All in all I think I will proceed with doing the all-in-one storage and compute VM and let jellyfin access it via a docker-compose mounted NFS mountpoint.
Why: I believe it’s easier to use as the bloody beginner I am ;)
BUT if you have a better idea or think I should do it a different way, I want to be open to feedback and advice

Findmysec@infosec.pub on 29 Sep 17:15 next collapse

I’m afraid I do not follow. TrueNAS scale has support for kubernetes: install containers on top, maybe different containers for different fileshares/uses (one container for VM images, one for media etc).

Mount said network volumes on the compute boxes.

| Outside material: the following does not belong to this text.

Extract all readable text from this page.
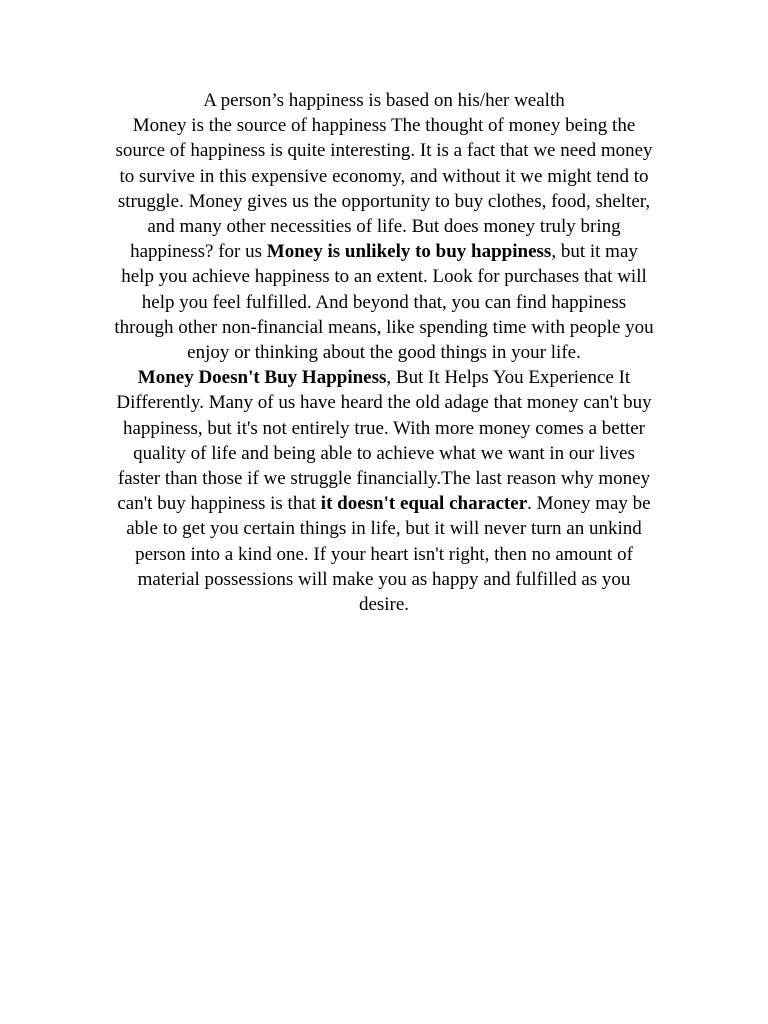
A person’s happiness is based on his/her wealth
Money is the source of happiness The thought of money being the source of happiness is quite interesting. It is a fact that we need money to survive in this expensive economy, and without it we might tend to struggle. Money gives us the opportunity to buy clothes, food, shelter, and many other necessities of life. But does money truly bring happiness? for us Money is unlikely to buy happiness, but it may help you achieve happiness to an extent. Look for purchases that will help you feel fulfilled. And beyond that, you can find happiness through other non-financial means, like spending time with people you enjoy or thinking about the good things in your life.

Money Doesn't Buy Happiness, But It Helps You Experience It Differently. Many of us have heard the old adage that money can't buy happiness, but it's not entirely true. With more money comes a better quality of life and being able to achieve what we want in our lives faster than those if we struggle financially.The last reason why money can't buy happiness is that it doesn't equal character. Money may be able to get you certain things in life, but it will never turn an unkind person into a kind one. If your heart isn't right, then no amount of material possessions will make you as happy and fulfilled as you desire.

Appoxo@lemmy.dbzer0.com on 29 Sep 17:37 collapse

Not interested in utilizing kubernetes.
If I am right kubernetes is a sort of HA for containers? If it is, it would be way out of scope for my use case.
If I’d need to rewrite my whole compose stack it would be very annoying…
Also not sure if the kubernetes functionality is the same as truenas scale apps but the dev team deprecated it: truecharts.org/news/scale-deprecation/

catloaf@lemm.ee on 29 Sep 17:19 collapse

I have one VM for running Docker stuff (i.e. the arr stack, jellyfin, etc.). Unless your hypervisor supports docker containers natively, separating them is just going to make it more difficult for you for no good reason.

I don’t run anything else in Docker right now, but if I did, I’d probably stick it in the same VM for now to save on overhead. If it was enough to be its own stack, I’d separate it.

Appoxo@lemmy.dbzer0.com on 29 Sep 17:40 collapse

You mean I should plug my stack directly into LXC containers in proxmox?
What are my benefits over running docker stack in a media-storage VM which I will spin up regardless?

catloaf@lemm.ee on 29 Sep 19:55 collapse

I don’t think Proxmox LXC containers support Docker well, if at all, so no.

Appoxo@lemmy.dbzer0.com on 29 Sep 20:58 next collapse

I didnt mean that literally ;)
You said I should abandon the docker platform in favor of utilizing the LXC container world? Can’t you use Docker inside a LXC container? But that sounds like more work vs a proper VM

catloaf@lemm.ee on 29 Sep 21:37 collapse

No, I recommended Docker in a VM.

Appoxo@lemmy.dbzer0.com on 29 Sep 22:25 collapse

Assumed so and will probably continue. Thanks for your input :)

drkt@lemmy.dbzer0.com on 30 Sep 10:28 collapse

I run all my dockers in LXCs on Proxmox and there hasn’t been a single problem.